Могу вернуть ее себе большим письмом-зеркалом, ее образ в нем такая же иллюзия, как мои раздумья о гибели Юрия или чувствах Оды… Ода спит за этой стенкой, в двух шагах от меня, спит и ни о чем не подозревает, ее не терзают дневные грезы, она защищена неколебимой верой в реальность того, чем живет, она не догадывается, что своими мечтами я посягаю на ее твердыню, благодаря которой она держит голову так высоко, так прямо, что я подкапываюсь под нее разрастающимся во мне новым деревом — Жоаной.
Глава 16
Накануне отъезда утренний кофе, который она пьет теперь, расположившись на палубе, она пила в книжном магазине, вместе с Илией, видясь с ним в последний раз. Дружба их была короткой, поверхностной, но за их словами в то утро таились неловкость и напряжение. Седовласый Илия, улыбаясь мягко и ласково, был, пожалуй, не так разговорчив, как обычно, а она, нисколько не огорчаясь из-за близкого расставания (с чего бы ей, скажем прямо, было бы огорчаться?), чувствовала стесненность из-за его мучительного желания, которому, похоже, суждено было растаять в воздухе. Илия, словно бы решив уничтожить сам ту хрупкую нежность, что со временем все равно бы погибла от малейшей оплошности, или, может, ощущая потерю чего-то очень для себя важного, принялся с велеречивым воодушевлением пересказывать ей жизнь святого Петра Клавера, а она никак не могла взять в толк, с чего вдруг этот «красный», этот левак, участвовавший в молодости во всех революциях, так заинтересовался апостолом, несущим Христово слово черным рабам; она искала зацепку, скрытый смысл в его неожиданном пристрастии, искала и не находила.
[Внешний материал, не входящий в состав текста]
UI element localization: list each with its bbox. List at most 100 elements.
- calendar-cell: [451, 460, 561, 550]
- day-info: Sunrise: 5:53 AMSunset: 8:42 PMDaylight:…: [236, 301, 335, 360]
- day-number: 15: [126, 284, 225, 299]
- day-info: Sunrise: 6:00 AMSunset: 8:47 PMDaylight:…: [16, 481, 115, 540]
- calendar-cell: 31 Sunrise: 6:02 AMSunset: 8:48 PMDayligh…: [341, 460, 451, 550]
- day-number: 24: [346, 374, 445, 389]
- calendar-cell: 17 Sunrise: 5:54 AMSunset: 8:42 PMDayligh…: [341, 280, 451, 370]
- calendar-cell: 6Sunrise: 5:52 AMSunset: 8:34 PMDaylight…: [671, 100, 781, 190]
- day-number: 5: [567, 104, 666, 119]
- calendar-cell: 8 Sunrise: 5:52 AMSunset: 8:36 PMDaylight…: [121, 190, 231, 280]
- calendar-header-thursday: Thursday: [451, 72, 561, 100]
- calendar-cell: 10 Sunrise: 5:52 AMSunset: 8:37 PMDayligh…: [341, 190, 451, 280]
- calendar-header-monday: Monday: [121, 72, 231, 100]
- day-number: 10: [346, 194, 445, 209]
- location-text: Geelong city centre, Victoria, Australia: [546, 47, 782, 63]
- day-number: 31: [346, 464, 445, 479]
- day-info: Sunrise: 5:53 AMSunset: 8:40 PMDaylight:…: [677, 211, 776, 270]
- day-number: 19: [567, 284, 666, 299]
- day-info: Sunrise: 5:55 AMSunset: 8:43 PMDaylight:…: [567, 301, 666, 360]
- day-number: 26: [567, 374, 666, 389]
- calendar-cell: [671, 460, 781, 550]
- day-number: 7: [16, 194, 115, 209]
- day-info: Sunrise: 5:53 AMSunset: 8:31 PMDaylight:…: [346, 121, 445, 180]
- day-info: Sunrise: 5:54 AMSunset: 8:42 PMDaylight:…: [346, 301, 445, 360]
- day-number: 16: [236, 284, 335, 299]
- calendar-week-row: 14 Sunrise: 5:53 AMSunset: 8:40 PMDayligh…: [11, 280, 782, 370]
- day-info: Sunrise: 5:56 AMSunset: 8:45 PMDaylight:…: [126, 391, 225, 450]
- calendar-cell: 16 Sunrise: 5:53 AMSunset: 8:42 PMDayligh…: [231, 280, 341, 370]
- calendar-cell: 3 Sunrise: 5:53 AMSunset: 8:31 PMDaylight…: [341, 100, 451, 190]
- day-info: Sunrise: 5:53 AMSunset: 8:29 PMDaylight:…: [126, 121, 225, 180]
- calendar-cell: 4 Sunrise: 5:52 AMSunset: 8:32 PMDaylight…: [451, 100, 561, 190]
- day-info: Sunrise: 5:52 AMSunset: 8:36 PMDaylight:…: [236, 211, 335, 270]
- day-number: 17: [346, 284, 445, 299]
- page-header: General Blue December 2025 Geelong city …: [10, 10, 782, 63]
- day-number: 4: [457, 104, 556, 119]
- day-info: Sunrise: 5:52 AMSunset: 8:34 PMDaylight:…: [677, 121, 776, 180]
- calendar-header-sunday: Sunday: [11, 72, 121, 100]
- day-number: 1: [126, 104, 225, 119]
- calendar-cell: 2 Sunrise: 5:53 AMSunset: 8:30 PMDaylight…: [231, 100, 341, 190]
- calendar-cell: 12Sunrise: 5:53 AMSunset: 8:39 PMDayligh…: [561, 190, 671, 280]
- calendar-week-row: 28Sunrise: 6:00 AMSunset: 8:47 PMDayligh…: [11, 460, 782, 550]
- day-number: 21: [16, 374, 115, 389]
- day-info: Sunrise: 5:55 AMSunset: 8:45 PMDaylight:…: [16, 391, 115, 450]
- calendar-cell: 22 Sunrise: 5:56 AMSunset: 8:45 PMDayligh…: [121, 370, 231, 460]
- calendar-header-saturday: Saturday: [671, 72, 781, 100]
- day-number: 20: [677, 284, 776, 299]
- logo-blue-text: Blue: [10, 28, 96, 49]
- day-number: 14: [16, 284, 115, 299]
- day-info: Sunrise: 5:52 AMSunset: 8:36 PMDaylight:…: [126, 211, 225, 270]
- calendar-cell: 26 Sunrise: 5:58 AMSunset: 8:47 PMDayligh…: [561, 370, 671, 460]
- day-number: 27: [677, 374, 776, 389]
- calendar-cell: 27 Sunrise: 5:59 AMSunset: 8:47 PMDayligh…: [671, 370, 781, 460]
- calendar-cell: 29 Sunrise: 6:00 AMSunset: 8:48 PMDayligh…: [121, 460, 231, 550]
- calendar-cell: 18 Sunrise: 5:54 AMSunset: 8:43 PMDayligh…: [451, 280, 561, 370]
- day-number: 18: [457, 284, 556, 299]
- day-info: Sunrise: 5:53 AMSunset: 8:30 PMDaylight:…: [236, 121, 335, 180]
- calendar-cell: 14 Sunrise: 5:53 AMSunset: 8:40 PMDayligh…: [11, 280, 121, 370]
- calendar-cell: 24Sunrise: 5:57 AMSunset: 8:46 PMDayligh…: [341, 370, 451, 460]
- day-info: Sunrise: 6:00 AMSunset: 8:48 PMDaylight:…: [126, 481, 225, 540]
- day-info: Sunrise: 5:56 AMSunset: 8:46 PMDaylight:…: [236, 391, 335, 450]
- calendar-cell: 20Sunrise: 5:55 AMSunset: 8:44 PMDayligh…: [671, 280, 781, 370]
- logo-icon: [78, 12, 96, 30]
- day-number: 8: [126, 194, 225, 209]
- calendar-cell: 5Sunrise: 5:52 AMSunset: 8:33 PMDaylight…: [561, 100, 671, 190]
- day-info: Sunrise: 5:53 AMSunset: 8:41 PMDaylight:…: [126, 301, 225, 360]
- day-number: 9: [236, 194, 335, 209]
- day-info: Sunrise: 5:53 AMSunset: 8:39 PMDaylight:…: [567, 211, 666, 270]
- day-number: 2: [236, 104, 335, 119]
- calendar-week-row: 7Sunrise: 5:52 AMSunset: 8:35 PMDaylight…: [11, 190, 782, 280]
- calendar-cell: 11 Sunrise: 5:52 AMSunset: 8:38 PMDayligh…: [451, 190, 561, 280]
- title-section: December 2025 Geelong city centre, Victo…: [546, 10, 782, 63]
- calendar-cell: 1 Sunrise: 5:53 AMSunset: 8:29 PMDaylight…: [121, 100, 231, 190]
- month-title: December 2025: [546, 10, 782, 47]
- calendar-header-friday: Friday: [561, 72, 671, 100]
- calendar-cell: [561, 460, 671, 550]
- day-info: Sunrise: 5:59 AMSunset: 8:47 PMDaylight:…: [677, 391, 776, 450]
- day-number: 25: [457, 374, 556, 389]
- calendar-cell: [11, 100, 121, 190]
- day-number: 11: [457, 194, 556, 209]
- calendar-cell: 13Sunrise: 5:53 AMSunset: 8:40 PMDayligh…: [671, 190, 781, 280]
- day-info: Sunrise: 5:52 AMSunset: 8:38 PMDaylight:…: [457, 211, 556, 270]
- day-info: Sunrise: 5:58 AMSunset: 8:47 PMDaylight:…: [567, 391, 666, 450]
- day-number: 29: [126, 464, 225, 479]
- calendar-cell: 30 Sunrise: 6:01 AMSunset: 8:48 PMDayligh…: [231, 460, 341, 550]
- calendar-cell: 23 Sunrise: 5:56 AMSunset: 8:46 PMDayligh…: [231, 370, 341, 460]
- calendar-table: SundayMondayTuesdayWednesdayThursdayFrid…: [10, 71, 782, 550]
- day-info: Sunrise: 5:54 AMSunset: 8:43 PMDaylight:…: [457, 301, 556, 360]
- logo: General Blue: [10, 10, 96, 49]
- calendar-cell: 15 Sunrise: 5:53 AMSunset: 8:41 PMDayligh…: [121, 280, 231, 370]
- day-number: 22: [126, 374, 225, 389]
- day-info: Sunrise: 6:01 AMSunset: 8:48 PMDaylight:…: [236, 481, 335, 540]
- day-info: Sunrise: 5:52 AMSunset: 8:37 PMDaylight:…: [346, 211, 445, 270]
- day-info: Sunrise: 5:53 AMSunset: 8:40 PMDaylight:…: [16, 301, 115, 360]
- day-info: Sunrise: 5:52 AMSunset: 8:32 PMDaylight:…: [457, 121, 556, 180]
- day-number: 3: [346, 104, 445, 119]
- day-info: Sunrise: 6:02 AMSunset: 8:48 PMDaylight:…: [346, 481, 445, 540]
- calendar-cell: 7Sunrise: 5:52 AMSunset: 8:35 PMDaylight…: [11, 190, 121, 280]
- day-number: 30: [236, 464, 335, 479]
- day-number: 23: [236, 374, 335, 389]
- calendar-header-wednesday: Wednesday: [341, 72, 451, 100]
А он, держа в руках книгу, говорил, глядя ей в глаза: вообрази, королевский указ сделал Картахену столицей работорговли, и туда стали свозить живой товар из Анголы, Гвинеи, словом, со всей Африки; десятки кораблей, нагруженных неграми, негритянками и негритятами, приплывали каждый год в этот город. Корабль причаливал к берегу, и люди, которые были еще в силах ходить после месячного плавания, выбирались из трюма наружу, они приготовились к смерти, не сомневались, что их немедля убьют, что везли их так долго на казнь; не сомневались, что королевское знамя пламенеет, потому что его окунают в кровь. Их и в самом деле убивали, но только медленно. А сначала продавали плантаторам и владельцам шахт. Больные, умирающие оставались в трюмах, их приканчивали и сжигали вместе с теми, кто скончался во время плавания — от страха, дизентерии, вирусов, лихорадки, морской болезни; сжигали черное дерево, тело без души, в дальнем углу порта, возле арсенала, там же, где конопатили галеоны, разумно считая, что запах смолы и дегтя очистит воздух от зловония.